For the first time, people responding to a global survey are more likely to view China and not the United States as the world's leading economic power.
The results of the Pew Research Center survey do not reflect reality: America's economy remains well ahead of its closest rival. But it does highlight China's steadily rising public image amid rapid growth, as well as the erosion of the United States' status as the global superpower, especially after the 2008 financial crisis left it struggling with recession and high unemployment.
The 21-nation poll found that 41 percent of people said China was the world's economic power, while 40 percent favored the U.S. Among the 14 nations that were asked the same question in 2008, the margin was wider: 45 percent placed the U.S. on top four years ago, with just 22 percent for China, but in the latest poll China was favored 42 percent to 36 percent.
The trend was especially strong in Europe: 58 percent of people in Britain saw China as the leading economy, versus just 28 percent for the United States. Even in the U.S., respondents were about evenly divided on the question. Turkey and Mexico were the only countries where more than half of people consider the United States the leading economic power.
"Over the last few years, perceptions about the global economic balance of power have been shifting," Pew said in the report.
China passed Germany as the biggest exporter in 2009 and has overtaken Japan as the world's second-biggest economy. But its situation is complex: It is relatively poor by income per person, while the United States is among the richest. The United States is the global center for the auto, computer, finance, aerospace and other industries.
China's competitive edge is its large pool of low-cost labor, but that is shrinking as wages rise and the Chinese population ages.
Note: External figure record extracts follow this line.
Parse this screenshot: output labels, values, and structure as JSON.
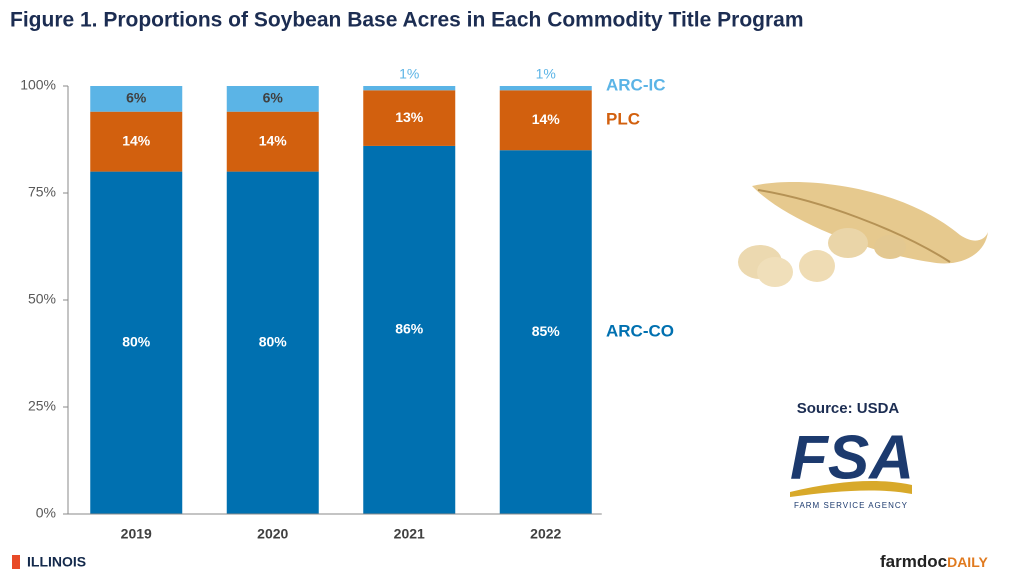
{
  "chart_data": {
    "type": "stacked_bar",
    "title": "Figure 1. Proportions of Soybean Base Acres in Each Commodity Title Program",
    "categories": [
      "2019",
      "2020",
      "2021",
      "2022"
    ],
    "series": [
      {
        "name": "ARC-CO",
        "color": "#0070b0",
        "values": [
          80,
          80,
          86,
          85
        ],
        "value_labels": [
          "80%",
          "80%",
          "86%",
          "85%"
        ]
      },
      {
        "name": "PLC",
        "color": "#d2600e",
        "values": [
          14,
          14,
          13,
          14
        ],
        "value_labels": [
          "14%",
          "14%",
          "13%",
          "14%"
        ]
      },
      {
        "name": "ARC-IC",
        "color": "#5bb4e6",
        "values": [
          6,
          6,
          1,
          1
        ],
        "value_labels": [
          "6%",
          "6%",
          "1%",
          "1%"
        ]
      }
    ],
    "ylim": [
      0,
      100
    ],
    "yticks": [
      {
        "value": 0,
        "label": "0%"
      },
      {
        "value": 25,
        "label": "25%"
      },
      {
        "value": 50,
        "label": "50%"
      },
      {
        "value": 75,
        "label": "75%"
      },
      {
        "value": 100,
        "label": "100%"
      }
    ],
    "grid": false,
    "legend": "right"
  },
  "source": "Source: USDA",
  "logo": {
    "acronym": "FSA",
    "agency": "FARM SERVICE AGENCY"
  },
  "footer": {
    "left": "ILLINOIS",
    "right_main": "farmdoc",
    "right_accent": "DAILY"
  }
}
The World Bank and the communist government's own advisers warn it must make basic changes to its economic strategy to boost productivity and keep incomes rising.
Those nuances are reflected in the Chinese public's more tempered views of their country in the Pew survey. Only 29 percent of people interviewed saw it as the leading economy, versus 48 percent for the United States.
The polls were nationally representative surveys conducted in March and April by 26,210 telephone or in-person interviews in 21 countries, including Brazil, Japan, India, France, Egypt, Tunisia, Pakistan and the United States.
The survey also found that China's image has grown more negative over the past year in the United States, Japan and parts of Europe.
Across the 21 nations surveyed, the median percentage with positive views of China and the United States were about the same, at 49 percent and 52 percent, respectively. But Pew noted that overall figure concealed big differences in some countries. In Japan, 72 percent saw the U.S. favorably, versus just 15 percent for China. In Pakistan, 85 percent saw China favorably while just 12 percent said the same for the United States.